Slashdot Mirror


Ask Slashdot: Temporary Backup Pouch?

An anonymous reader writes "It looks simple. I've got a laptop and a USB HDD for backups. With rsync, I only move changes to the USB HDD for subsequent backups. I'd like to move these changes to a more portable USB stick when I'm away, then sync again to the USB HDD when I get home. I figured with the normality of the pieces and the situation, there'd be an app for that, but no luck yet. I'm guessing one could make a hardlink parallel-backup on the laptop at the same time as the USB HDD backup. Then use find to detect changes between it and the actual filesystem when it's time to backup to the USB stick. But there would need to be a way to preserve paths, and a way communicate deletions. So how about it? I'm joe-user with Ubuntu. I even use grsync for rsync. After several evenings of trying to figure this out, all I've got is a much better understanding of what hardlinks are and are not. What do the smart kids do? Three common pieces of hardware, and a simple-looking task."

15 of 153 comments (clear)

  1. unison-gtk by niftydude · · Score: 3, Informative

    Since you are an ubuntu user, and it looks like you just need a nice rsync front-end to handle backup of the same data to two different drives, I'll suggest unison-gtk.

    Very nice, simple front-end, and will do what I think you need.

    --
    You can never know everything, and part of what you do know will always be wrong. Perhaps even the most important part.
    1. Re:unison-gtk by Anonymous Coward · · Score: 4, Informative

      I think people (including you) don't understand what he needs. He has a complete backup at home. When he's on the move, he wants to backup only modifications that are not already backed up at home, so that the backup fits on a USB stick. To know what has and hasn't changed, he can't access the backup at home, like rsync would need to do. His idea was to have a space-saving complete copy of the backup on his laptop via hard links. You might think that file modification times could be used, but both solutions leave the problem of communicating file deletion. Suppose he needs to recover. He would copy his home backup to the new drive and then he would have to integrate the incremental backup. How would the incremental backup keep the information about deleted files without access to the base backup? I suppose one could keep a recursive directory listing with the incremental backup, but that's the question: Is there a ready-made solution for this?

    2. Re:unison-gtk by Hatta · · Score: 3, Informative

      To know what has and hasn't changed, he can't access the backup at home, like rsync would need to do.

      If I understand correctly BackupPC caches the checksums rsync generates to enable exactly that. It would be nice if that was possible with vanilla rsync.

      --
      Give me Classic Slashdot or give me death!
  2. Unison? by Anonymous Coward · · Score: 3, Informative

    I hesitate to offer this, because I've not experimented with it in the precise scenario you describe. However, being another Joe User with ubuntu, I took a look at rsync as a way to implement backups between my home PC and an Apple Time capsule that I was using as a secondary backup device.

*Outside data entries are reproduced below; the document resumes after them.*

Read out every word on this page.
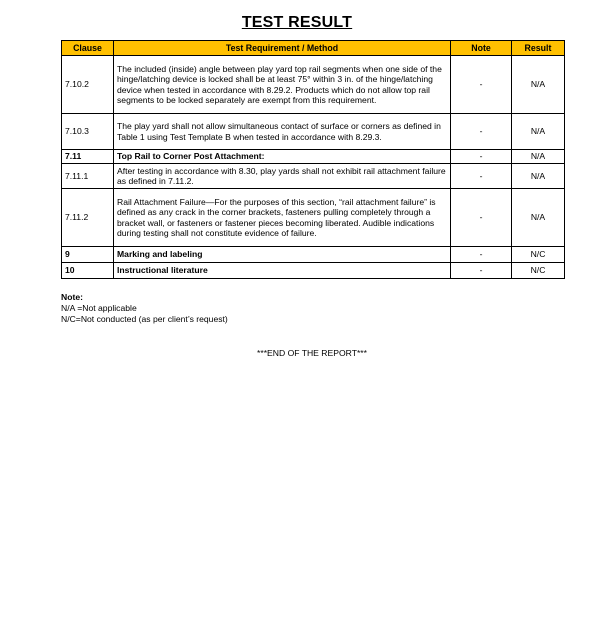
TEST RESULT
Clause	Test Requirement / Method	Note	Result
7.10.2	The included (inside) angle between play yard top rail segments when one side of the hinge/latching device is locked shall be at least 75° within 3 in. of the hinge/latching device when tested in accordance with 8.29.2. Products which do not allow top rail segments to be locked separately are exempt from this requirement.	-	N/A
7.10.3	The play yard shall not allow simultaneous contact of surface or corners as defined in Table 1 using Test Template B when tested in accordance with 8.29.3.	-	N/A
7.11	Top Rail to Corner Post Attachment:	-	N/A
7.11.1	After testing in accordance with 8.30, play yards shall not exhibit rail attachment failure as defined in 7.11.2.	-	N/A
7.11.2	Rail Attachment Failure—For the purposes of this section, “rail attachment failure” is defined as any crack in the corner brackets, fasteners pulling completely through a bracket wall, or fasteners or fastener pieces becoming liberated. Audible indications during testing shall not constitute evidence of failure.	-	N/A
9	Marking and labeling	-	N/C
10	Instructional literature	-	N/C
Note:
N/A =Not applicable
N/C=Not conducted (as per client’s request)
***END OF THE REPORT***
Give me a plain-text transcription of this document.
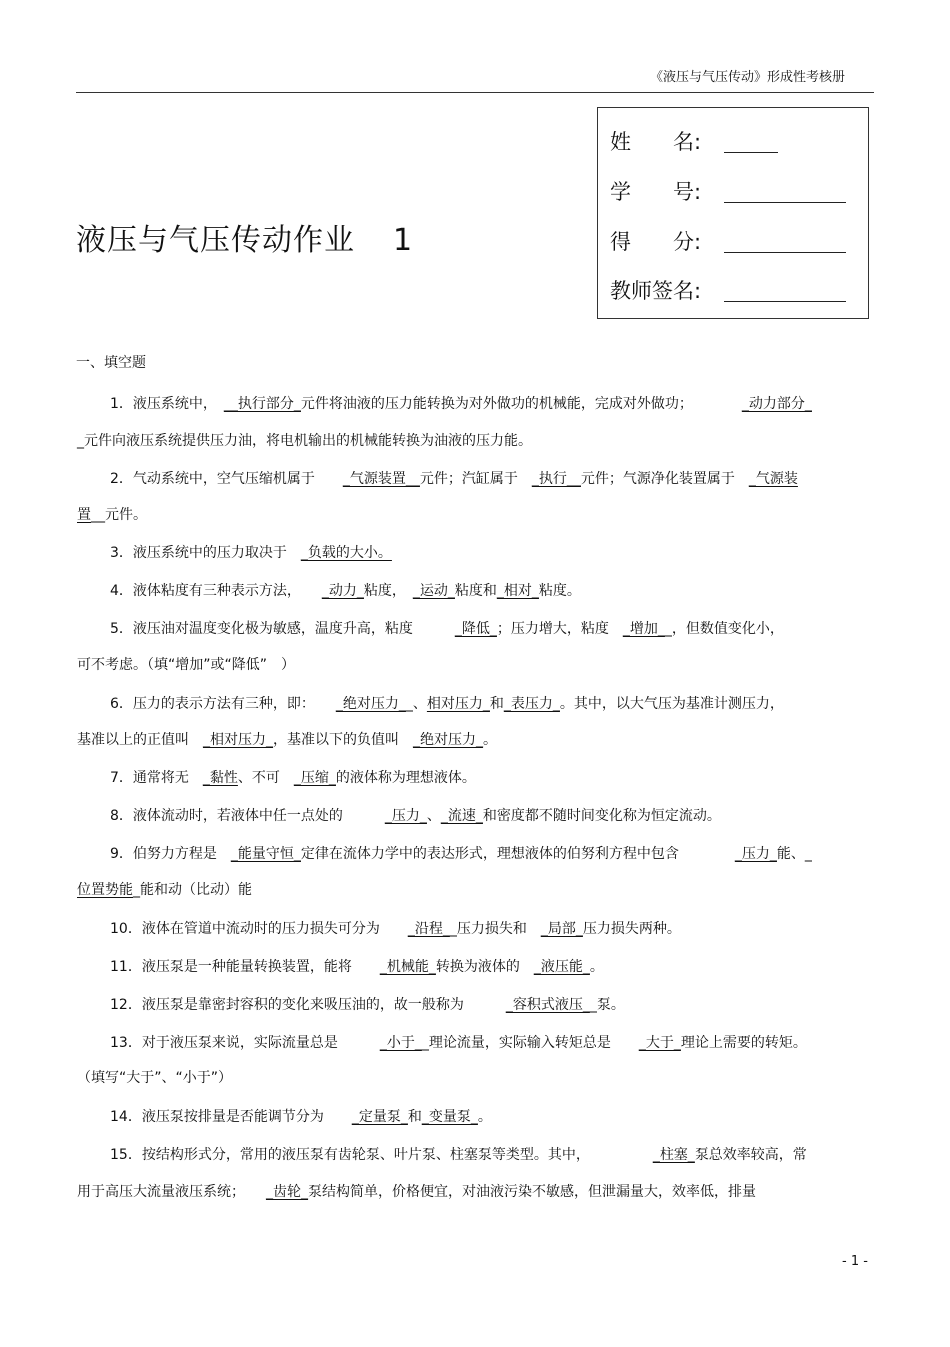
《液压与气压传动》形成性考核册
液压与气压传动作业 1
姓　　名:
学　　号:
得　　分:
教师签名:
一、填空题
1．液压系统中，　__执行部分_元件将油液的压力能转换为对外做功的机械能，完成对外做功；　　　　_动力部分_
_元件向液压系统提供压力油，将电机输出的机械能转换为油液的压力能。
2．气动系统中，空气压缩机属于　　_气源装置__元件；汽缸属于　_执行__元件；气源净化装置属于　_气源装
置__元件。
3．液压系统中的压力取决于　_负载的大小。
4．液体粘度有三种表示方法，　　_动力_粘度，　_运动_粘度和_相对_粘度。
5．液压油对温度变化极为敏感，温度升高，粘度　　　_降低_；压力增大，粘度　_增加__，但数值变化小，
可不考虑。（填“增加”或“降低”　）
6．压力的表示方法有三种，即：　　_绝对压力__、相对压力_和_表压力_。其中，以大气压为基准计测压力，
基准以上的正值叫　_相对压力_，基准以下的负值叫　_绝对压力_。
7．通常将无　_黏性、不可　_压缩_的液体称为理想液体。
8．液体流动时，若液体中任一点处的　　　_压力_、_流速_和密度都不随时间变化称为恒定流动。
9．伯努力方程是　_能量守恒_定律在流体力学中的表达形式，理想液体的伯努利方程中包含　　　　_压力_能、_
位置势能_能和动（比动）能
10．液体在管道中流动时的压力损失可分为　　_沿程__压力损失和　_局部_压力损失两种。
11．液压泵是一种能量转换装置，能将　　_机械能_转换为液体的　_液压能_。
12．液压泵是靠密封容积的变化来吸压油的，故一般称为　　　_容积式液压__泵。
13．对于液压泵来说，实际流量总是　　　_小于__理论流量，实际输入转矩总是　　_大于_理论上需要的转矩。
（填写“大于”、“小于”）
14．液压泵按排量是否能调节分为　　_定量泵_和_变量泵_。
15．按结构形式分，常用的液压泵有齿轮泵、叶片泵、柱塞泵等类型。其中，　　　　　_柱塞_泵总效率较高，常
用于高压大流量液压系统；　　_齿轮_泵结构简单，价格便宜，对油液污染不敏感，但泄漏量大，效率低，排量
- 1 -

    After some tinkering I settled on Unison, which is available in the ubuntu repositories. It's essentially a sophisticated rsync front end, with a few bells and whistles. You get 2-way directory replication between your 'local' and 'remote' file systems [though they could both be local or both remote if you choose] and you can essentially script multiple different backups into the single interface. For example, I have "Office" for documents, spreadsheets and the like, "Photos", for camera images, "Music", and so on.

    Like most tools, Unison is imperfect, but it's simple to use once set up. The key point with it, as with any product you put in this space, will be knowing and keeping track of your definitive data source. If you have a document that exists on both your local and backup systems, and you edit that file separately at each location, then run Unison, only the most chronologically recent copy will be preserved. To go beyond this level of functionality and get to something that can intelligently merge changes, I think you're going to need something more like a CVS tool... There are hugely expensive proprietary solutions (like Livelink), but I've not come across anyone using a good FOSS alternative. HTH...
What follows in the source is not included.